How do I solve this integral $\displaystyle\int_{0}^{2\pi}e^{-\sin^{2}(x)}\cos\left(6x-\frac{\sin(2x)}{2}\right)\,dx$? [duplicate]
I have the integral with $\sin()$ sum expression in $\cos()$ argument: $$\int_0^{2\pi}e^{-\sin^2x}\cos\Bigl(6x-\frac{\sin(2x)}{2}\Bigr)dx.$$ Can anyone please explain an algorithm for solving it?

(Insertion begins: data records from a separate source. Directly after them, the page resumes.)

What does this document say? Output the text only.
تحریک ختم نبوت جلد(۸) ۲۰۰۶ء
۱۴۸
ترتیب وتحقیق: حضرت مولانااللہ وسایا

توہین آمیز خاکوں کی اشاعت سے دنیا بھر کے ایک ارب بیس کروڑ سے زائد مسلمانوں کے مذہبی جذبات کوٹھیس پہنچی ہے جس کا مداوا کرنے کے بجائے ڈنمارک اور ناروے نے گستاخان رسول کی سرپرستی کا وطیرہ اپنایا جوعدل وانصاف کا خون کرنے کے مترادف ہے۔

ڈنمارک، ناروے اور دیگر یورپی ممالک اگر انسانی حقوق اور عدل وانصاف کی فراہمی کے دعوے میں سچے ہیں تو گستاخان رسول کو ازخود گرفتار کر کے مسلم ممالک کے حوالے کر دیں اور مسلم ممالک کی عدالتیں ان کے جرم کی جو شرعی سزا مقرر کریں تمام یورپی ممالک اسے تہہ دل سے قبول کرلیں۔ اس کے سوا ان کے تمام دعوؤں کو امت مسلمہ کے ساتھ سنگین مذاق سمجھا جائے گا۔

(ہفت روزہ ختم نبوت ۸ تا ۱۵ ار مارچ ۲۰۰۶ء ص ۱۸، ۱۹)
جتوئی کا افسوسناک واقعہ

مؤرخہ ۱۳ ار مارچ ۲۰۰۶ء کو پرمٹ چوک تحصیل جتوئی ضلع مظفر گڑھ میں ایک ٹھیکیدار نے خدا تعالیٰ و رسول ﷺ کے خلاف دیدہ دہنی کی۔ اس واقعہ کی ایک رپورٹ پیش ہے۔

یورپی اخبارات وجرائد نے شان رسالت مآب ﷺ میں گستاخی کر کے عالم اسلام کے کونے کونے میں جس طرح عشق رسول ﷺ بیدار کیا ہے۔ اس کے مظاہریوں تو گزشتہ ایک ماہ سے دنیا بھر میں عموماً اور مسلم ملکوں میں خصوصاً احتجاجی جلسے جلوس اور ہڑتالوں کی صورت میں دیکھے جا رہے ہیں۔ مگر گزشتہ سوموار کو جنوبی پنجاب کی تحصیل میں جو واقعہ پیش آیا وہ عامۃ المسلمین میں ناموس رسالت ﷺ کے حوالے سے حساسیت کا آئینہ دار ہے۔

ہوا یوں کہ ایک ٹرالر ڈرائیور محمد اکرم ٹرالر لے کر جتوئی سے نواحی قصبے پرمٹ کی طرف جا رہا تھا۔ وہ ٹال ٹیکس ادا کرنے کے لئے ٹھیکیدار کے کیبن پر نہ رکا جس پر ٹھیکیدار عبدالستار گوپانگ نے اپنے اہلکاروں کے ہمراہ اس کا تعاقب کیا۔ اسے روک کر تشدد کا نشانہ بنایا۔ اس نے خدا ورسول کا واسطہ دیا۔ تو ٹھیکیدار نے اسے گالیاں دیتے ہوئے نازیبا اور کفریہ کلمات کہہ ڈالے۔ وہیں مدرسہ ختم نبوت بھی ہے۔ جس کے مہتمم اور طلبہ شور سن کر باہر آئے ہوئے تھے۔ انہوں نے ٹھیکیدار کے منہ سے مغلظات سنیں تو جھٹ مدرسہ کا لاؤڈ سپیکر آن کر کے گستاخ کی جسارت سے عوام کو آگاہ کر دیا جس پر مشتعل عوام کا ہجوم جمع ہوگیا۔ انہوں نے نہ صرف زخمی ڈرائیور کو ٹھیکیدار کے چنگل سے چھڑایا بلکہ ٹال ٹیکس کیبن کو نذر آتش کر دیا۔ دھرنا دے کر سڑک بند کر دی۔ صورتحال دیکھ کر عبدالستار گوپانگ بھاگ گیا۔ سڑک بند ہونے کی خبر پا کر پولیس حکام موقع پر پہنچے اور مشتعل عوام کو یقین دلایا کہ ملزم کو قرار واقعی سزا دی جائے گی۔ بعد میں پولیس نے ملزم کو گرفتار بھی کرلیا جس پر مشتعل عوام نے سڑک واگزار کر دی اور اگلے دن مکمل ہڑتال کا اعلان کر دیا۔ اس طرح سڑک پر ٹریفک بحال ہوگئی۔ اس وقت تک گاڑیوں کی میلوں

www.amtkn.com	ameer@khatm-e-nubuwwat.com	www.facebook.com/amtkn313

I've tried so far: Weierstrass substitution (if I can use it with $\int \cos(f(x))dx$), Euler formula, integration by parts, formula of $\cos(x-y)$ and $\sin(2x)$ formula and everything not seems to work or I make actions not in the right order. Need some fresh view on the problem.
Thanks!
$$\begin{split} \int_0^{2\pi}e^{-\sin^2x}\cos\Bigl(6x-\frac{\sin(2x)}{2}\Bigr)dx. &= \Re \int_0^{2\pi}e^{-\sin^2x}e^{6ix}e^{-i\frac{\sin(2x)}2}dx \\ &= \Re \int_0^{2\pi}e^{-\frac 1 2}e^{\frac{\cos (2x)}2}e^{6ix}e^{-i\frac{\sin(2x)}2}dx \\ &= e^{-\frac 1 2}\Re \int_0^{2\pi}e^{6ix}e^{\frac{e^{-2ix}}2}dx \\ &= e^{-\frac 1 2}\Re \int_0^{2\pi}e^{6ix}\left (\sum_{n\geq 0} \frac 1 {n!}\left ( \frac{e^{-2ix}} 2\right)^n \right)dx \\ &=e^{-\frac 1 2}\Re \sum_{n\geq 0} \frac 1 {n!}\frac {1}{2^n} \int_0^{2\pi}e^{6ix}e^{-2inx}dx\\ &=e^{-\frac 1 2} \left ( \frac 1 {3!} \frac {1}{2^3} 2\pi\right )\\ &=\frac{e^{-\frac 1 2}\pi}{24} \end{split}$$ (In case you're wondering how the sum disappeared, notice that all terms in the sum are equal to 0 except for when $n=3$).